The Japanese ambassador advised the chief minister to reconsider the matter.
“I shall be grateful if you have the matter re-examined in the context of honoring laws, and also in view of the fact that continued investment in renewable energy is extremely important for protecting the environment and economic growth of your country,” the letter said.
The ambassador’s missive to Jaganmohan Reddy comes on the heels of similar letters from power minister RK Singh and the secretary in the ministry of new & renewable energy, Anand Kumar.
Addressing a press conference last month, Reddy’s principal adviser Ajay Kallam had made a specific reference to SB Energy.

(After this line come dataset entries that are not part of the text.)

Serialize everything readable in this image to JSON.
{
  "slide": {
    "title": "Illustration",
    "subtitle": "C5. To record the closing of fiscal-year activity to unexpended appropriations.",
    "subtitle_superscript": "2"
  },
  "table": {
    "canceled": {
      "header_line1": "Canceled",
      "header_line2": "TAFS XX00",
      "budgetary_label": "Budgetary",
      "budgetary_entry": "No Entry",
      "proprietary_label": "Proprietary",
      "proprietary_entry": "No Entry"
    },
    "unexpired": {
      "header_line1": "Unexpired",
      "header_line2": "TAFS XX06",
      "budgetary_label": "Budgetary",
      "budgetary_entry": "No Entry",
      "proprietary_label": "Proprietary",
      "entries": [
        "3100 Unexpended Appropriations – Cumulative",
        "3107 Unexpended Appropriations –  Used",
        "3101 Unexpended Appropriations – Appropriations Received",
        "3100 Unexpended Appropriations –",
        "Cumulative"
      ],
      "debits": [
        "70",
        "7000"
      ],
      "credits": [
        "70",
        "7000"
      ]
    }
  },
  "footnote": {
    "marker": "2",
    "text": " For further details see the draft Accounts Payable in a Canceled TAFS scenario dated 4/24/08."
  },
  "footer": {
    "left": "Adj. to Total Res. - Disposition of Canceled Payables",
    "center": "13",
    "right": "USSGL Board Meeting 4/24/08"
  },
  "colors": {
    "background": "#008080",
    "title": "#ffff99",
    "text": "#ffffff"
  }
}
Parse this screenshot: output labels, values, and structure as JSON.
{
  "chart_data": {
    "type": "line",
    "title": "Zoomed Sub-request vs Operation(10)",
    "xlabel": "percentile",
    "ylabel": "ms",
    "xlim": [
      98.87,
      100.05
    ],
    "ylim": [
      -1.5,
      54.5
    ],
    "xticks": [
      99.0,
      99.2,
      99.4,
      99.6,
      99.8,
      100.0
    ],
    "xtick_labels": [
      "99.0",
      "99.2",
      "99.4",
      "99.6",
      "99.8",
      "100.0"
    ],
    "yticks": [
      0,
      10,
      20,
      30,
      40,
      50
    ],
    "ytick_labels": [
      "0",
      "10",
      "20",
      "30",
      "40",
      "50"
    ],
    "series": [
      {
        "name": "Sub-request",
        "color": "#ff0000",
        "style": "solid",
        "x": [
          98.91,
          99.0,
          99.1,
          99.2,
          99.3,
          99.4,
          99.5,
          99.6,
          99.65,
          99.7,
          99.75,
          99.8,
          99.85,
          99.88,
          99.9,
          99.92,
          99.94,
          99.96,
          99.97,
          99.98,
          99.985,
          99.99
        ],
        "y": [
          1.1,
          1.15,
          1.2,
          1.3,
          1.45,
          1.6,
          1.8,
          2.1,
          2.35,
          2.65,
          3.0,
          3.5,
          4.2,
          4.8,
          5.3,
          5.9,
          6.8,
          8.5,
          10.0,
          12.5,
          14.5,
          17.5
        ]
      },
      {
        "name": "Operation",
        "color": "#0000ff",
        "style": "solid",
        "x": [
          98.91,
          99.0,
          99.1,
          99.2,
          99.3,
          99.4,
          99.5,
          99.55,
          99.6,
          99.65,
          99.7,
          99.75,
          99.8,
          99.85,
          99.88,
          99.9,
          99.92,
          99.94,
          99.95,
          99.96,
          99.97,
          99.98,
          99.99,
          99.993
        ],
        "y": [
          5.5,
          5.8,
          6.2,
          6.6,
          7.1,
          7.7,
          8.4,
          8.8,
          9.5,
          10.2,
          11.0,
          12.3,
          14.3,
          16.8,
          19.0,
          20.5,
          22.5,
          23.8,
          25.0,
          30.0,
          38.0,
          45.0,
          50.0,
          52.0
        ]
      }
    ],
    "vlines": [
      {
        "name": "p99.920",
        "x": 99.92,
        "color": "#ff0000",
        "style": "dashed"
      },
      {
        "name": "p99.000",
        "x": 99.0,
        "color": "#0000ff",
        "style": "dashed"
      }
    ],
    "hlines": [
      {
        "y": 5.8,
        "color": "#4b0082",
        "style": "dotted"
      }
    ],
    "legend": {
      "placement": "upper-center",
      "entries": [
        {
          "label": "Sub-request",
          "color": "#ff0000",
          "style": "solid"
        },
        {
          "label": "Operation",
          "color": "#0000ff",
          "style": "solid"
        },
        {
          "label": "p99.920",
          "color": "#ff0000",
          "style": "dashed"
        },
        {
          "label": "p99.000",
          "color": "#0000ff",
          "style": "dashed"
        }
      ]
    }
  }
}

Kallam had claimed that one of the projects won by SB Energy in an auction by Solar Energy Corporation of India was later cancelled by SECI due to allegations of cartelisation. SECI is the nodal agency of the renewable energy ministry, responsible for conducting wind and solar auctions. Kallam went on to note that SB Energy had won a contract in Andhra too.
At a diplomatic outreach programme held in Vijayawada last week, Jaganmohan Reddy had said that while the role of foreign investors was crucial, distribution companies were in a bad shape and their interests also had to be considered. A win-win situation would have to be found, he added.
APis one of the leaders in green energy with a commissioned capacity of 7,257 mw (of which solar power constitutes 3,279 mw, and wind power is 3,978 mw), according to renewable energy consultancy Bridge To India.